6/7 Why is it saying it's right if it prints out something else?! What's wrong?


#1

This is the code:
/*jshint multistr:true */
var text = "leeds leeds leeds united \ leeds leeds leeds \ Nils leeds leeds Nils Nils"

var myName = "Nils"

var hits = []

for (i = 0; i < text.length; i++) {
if (text[i] === "N"){
for (j = i; j < i + myName.length; j++) {
hits.push(text[j])
}
}
}

if(hits.length = 0) {
console.log("Your name wasn't found.");
} else {
console.log(hits);
}

But it prints out to: [ ]

That isn't right. Shouldn't it print my name, somehow? Why does it say it is correct and let me continue?

This exercise really caused me problems.


#2

Wow, I love this post. This bug is so nice!

Firstly, I would like to note that it's really hard to predict every stupidity we (users) can write. Believe me, there are too many possibilities.

The problem is in your if ... else construction:

if (hits.length = 0) {
    console.log("Your name wasn't found.");
} else {
    console.log(hits);
}

hits.length = 0 is an assignation operation, you should check here if length of hits is equal to 0 => you have to use equality check operator === instead of =.
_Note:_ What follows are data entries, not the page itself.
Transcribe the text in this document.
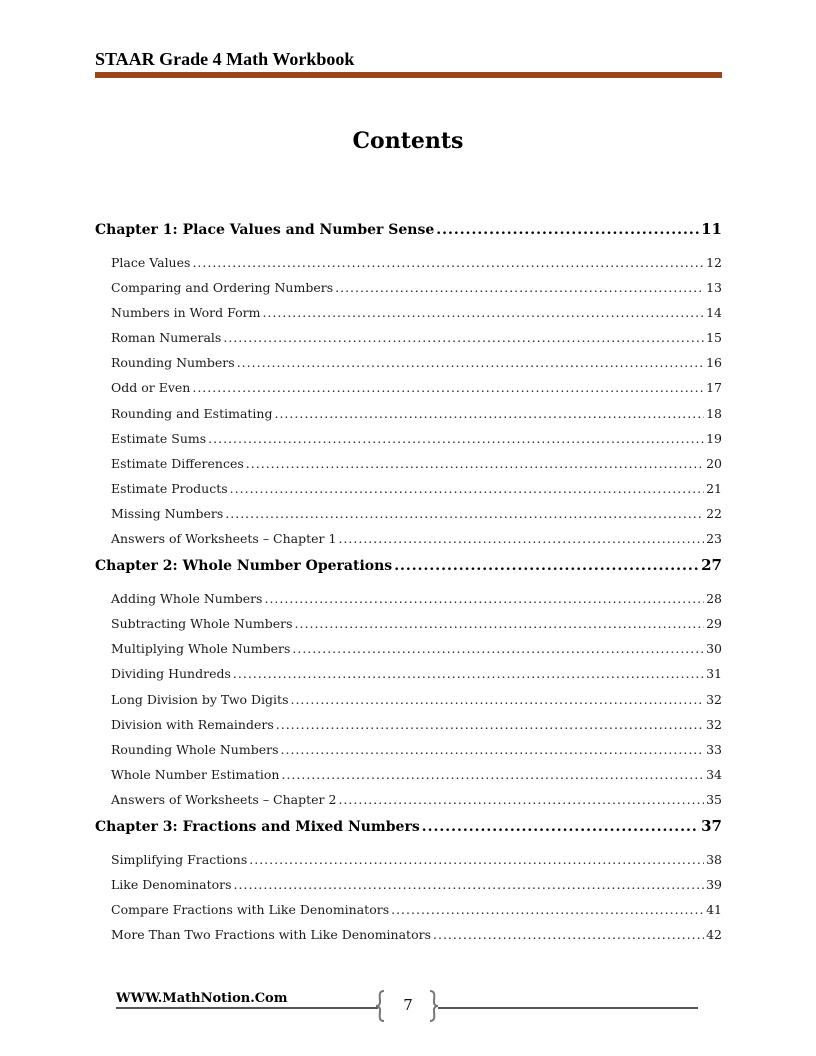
STAAR Grade 4 Math Workbook
Contents
Chapter 1: Place Values and Number Sense .....	11
Place Values .....	12
Comparing and Ordering Numbers .....	13
Numbers in Word Form .....	14
Roman Numerals .....	15
Rounding Numbers .....	16
Odd or Even .....	17
Rounding and Estimating .....	18
Estimate Sums .....	19
Estimate Differences .....	20
Estimate Products .....	21
Missing Numbers .....	22
Answers of Worksheets – Chapter 1 .....	23
Chapter 2: Whole Number Operations .....	27
Adding Whole Numbers .....	28
Subtracting Whole Numbers .....	29
Multiplying Whole Numbers .....	30
Dividing Hundreds .....	31
Long Division by Two Digits .....	32
Division with Remainders .....	32
Rounding Whole Numbers .....	33
Whole Number Estimation .....	34
Answers of Worksheets – Chapter 2 .....	35
Chapter 3: Fractions and Mixed Numbers .....	37
Simplifying Fractions .....	38
Like Denominators .....	39
Compare Fractions with Like Denominators .....	41
More Than Two Fractions with Like Denominators .....	42
WWW.MathNotion.Com	7
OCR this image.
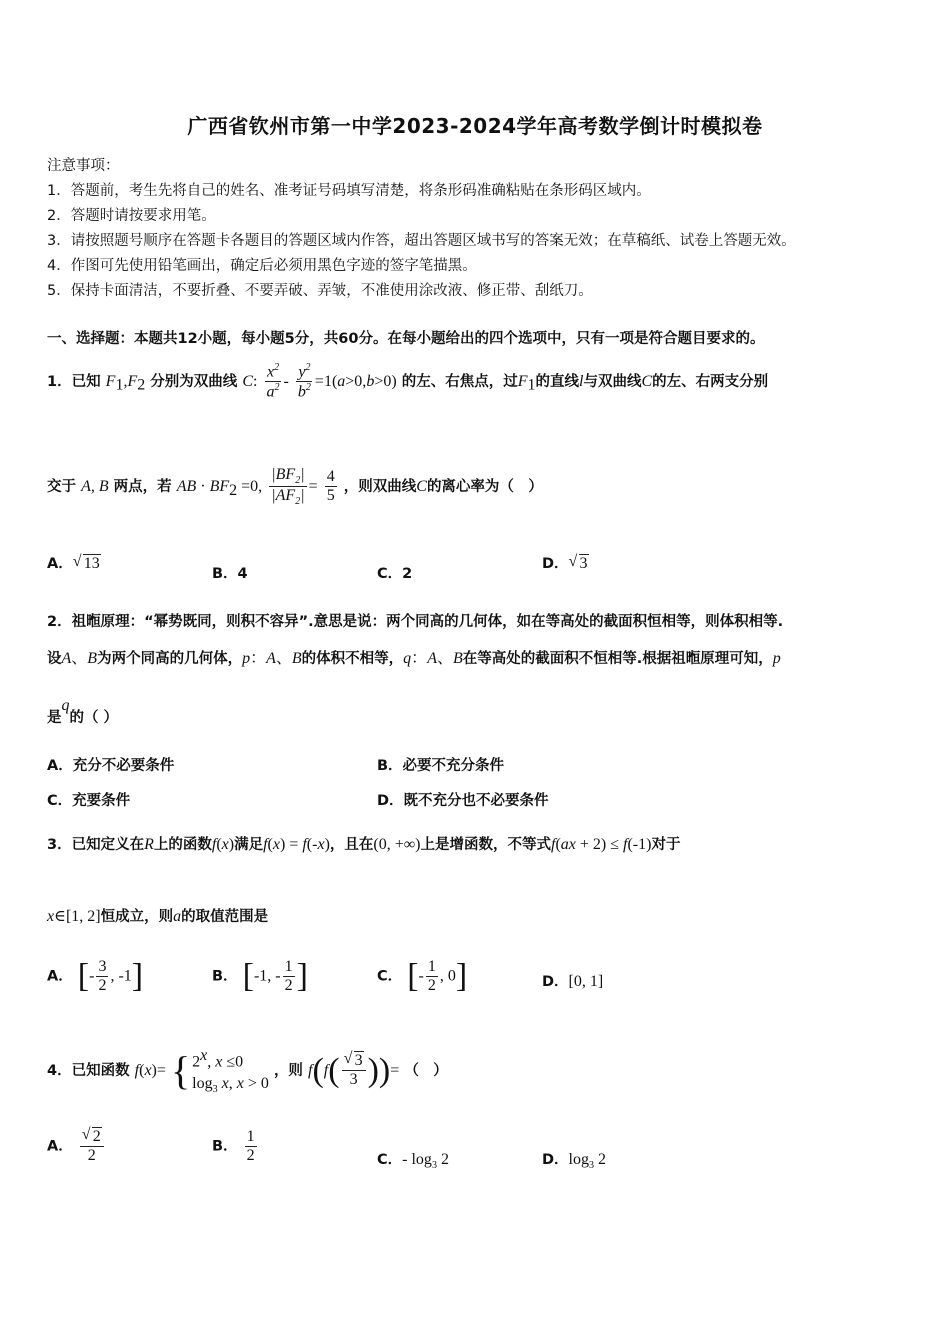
广西省钦州市第一中学2023-2024学年高考数学倒计时模拟卷
注意事项：
1．答题前，考生先将自己的姓名、准考证号码填写清楚，将条形码准确粘贴在条形码区域内。
2．答题时请按要求用笔。
3．请按照题号顺序在答题卡各题目的答题区域内作答，超出答题区域书写的答案无效；在草稿纸、试卷上答题无效。
4．作图可先使用铅笔画出，确定后必须用黑色字迹的签字笔描黑。
5．保持卡面清洁，不要折叠、不要弄破、弄皱，不准使用涂改液、修正带、刮纸刀。
一、选择题：本题共12小题，每小题5分，共60分。在每小题给出的四个选项中，只有一项是符合题目要求的。
1．已知 $F_1,F_2$ 分别为双曲线 C: $\frac{x^2}{a^2} - \frac{y^2}{b^2} =1(a>0,b>0)$ 的左、右焦点，过$F_1$的直线l与双曲线C的左、右两支分别
交于 A, B 两点，若 AB · $BF_2 =0$, $\frac{|BF_2|}{|AF_2|} = \frac{4}{5}$ ，则双曲线C的离心率为（　）
A． √ 13
B．4	C．2
D． √ 3
2．祖暅原理：“幂势既同，则积不容异”.意思是说：两个同高的几何体，如在等高处的截面积恒相等，则体积相等.
设A、B为两个同高的几何体，p：A、B的体积不相等，q：A、B在等高处的截面积不恒相等.根据祖暅原理可知，p
是q的（ ）
A．充分不必要条件	B．必要不充分条件
C．充要条件	D．既不充分也不必要条件
3．已知定义在R上的函数f(x)满足f(x) = f(-x)，且在(0, +∞)上是增函数，不等式f(ax + 2) ≤ f(-1)对于
x∈[1, 2]恒成立，则a的取值范围是
A． [- $\frac{3}{2}$ , -1]	B． [-1, - $\frac{1}{2}$ ]	C． [- $\frac{1}{2}$ , 0]	D．[0, 1]
4．已知函数 f(x)= { 2$^x$, x ≤0
$\log_3 x$, x > 0
，则 f(f( √ $\frac{3}{3}$ ))= （　）
A． √ $\frac{2}{2}$	B． $\frac{1}{2}$	C．- $\log_3 2$	D．$\log_3 2$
Let me explain what happened. Your hits array is filled with characters of your name and now we are at if. The interpreter takes a look at condition of your if and tries to evaluate it to true or false value. The condition is an assignation operation. So it executes this operation => you set length of the array to 0, it erased all data :smile: and because right side of the operation is a falsy value (0) whole expression evaluates to false. And that is why your script goes to the else block and prints out to the console empty array ([]), because it lost all data inside in the moment when you set length to 0.


#3

Alright, got it. Thanks! I understand it must be hard to cater for all our bollocks :wink: i was just happy that i could preas on, but then felt i actually needed to know what's up.
Thanks for the explanation!


#4

You're very welcome :smile:


#5

thanks it was diffucult be worth your help :sunglasses:


#6

Thanks for the explanation! I had exact question too. However, after fixing it according to your suggestion my array prints out "[ ' . ' , ' ' ]" x2. Shouldn't it print my name?

Here is my code:

var text = "Typing text, I'm typing text. Bryce is typing text, Bryce.";

var myName = "Bryce";

var hits = []

for(var i=0; i < text.length; i++) {
if (text[i] === "B") {
for(var j=i; j < myName.length + i; j++); {
hits.push(text[j]);
}
}
}
console.log(hits);

if(hits.length === 0) {
console.log("Your name wasn't found.");
} else {
console.log(hits);
}

Thanks for any help.


#7

The problem is in your second for loop:

for (var j = i; j < myName.length + i; j++); {
    hits.push(text[j]);
}

Unwanted semicolon after for loop terminates loop. You have to delete it:

for (var j = i; j < myName.length + i; j++) {
    hits.push(text[j]);
}

If you don't know when you should use semicolons read this article -> Your Guide to Semicolons in JavaScript.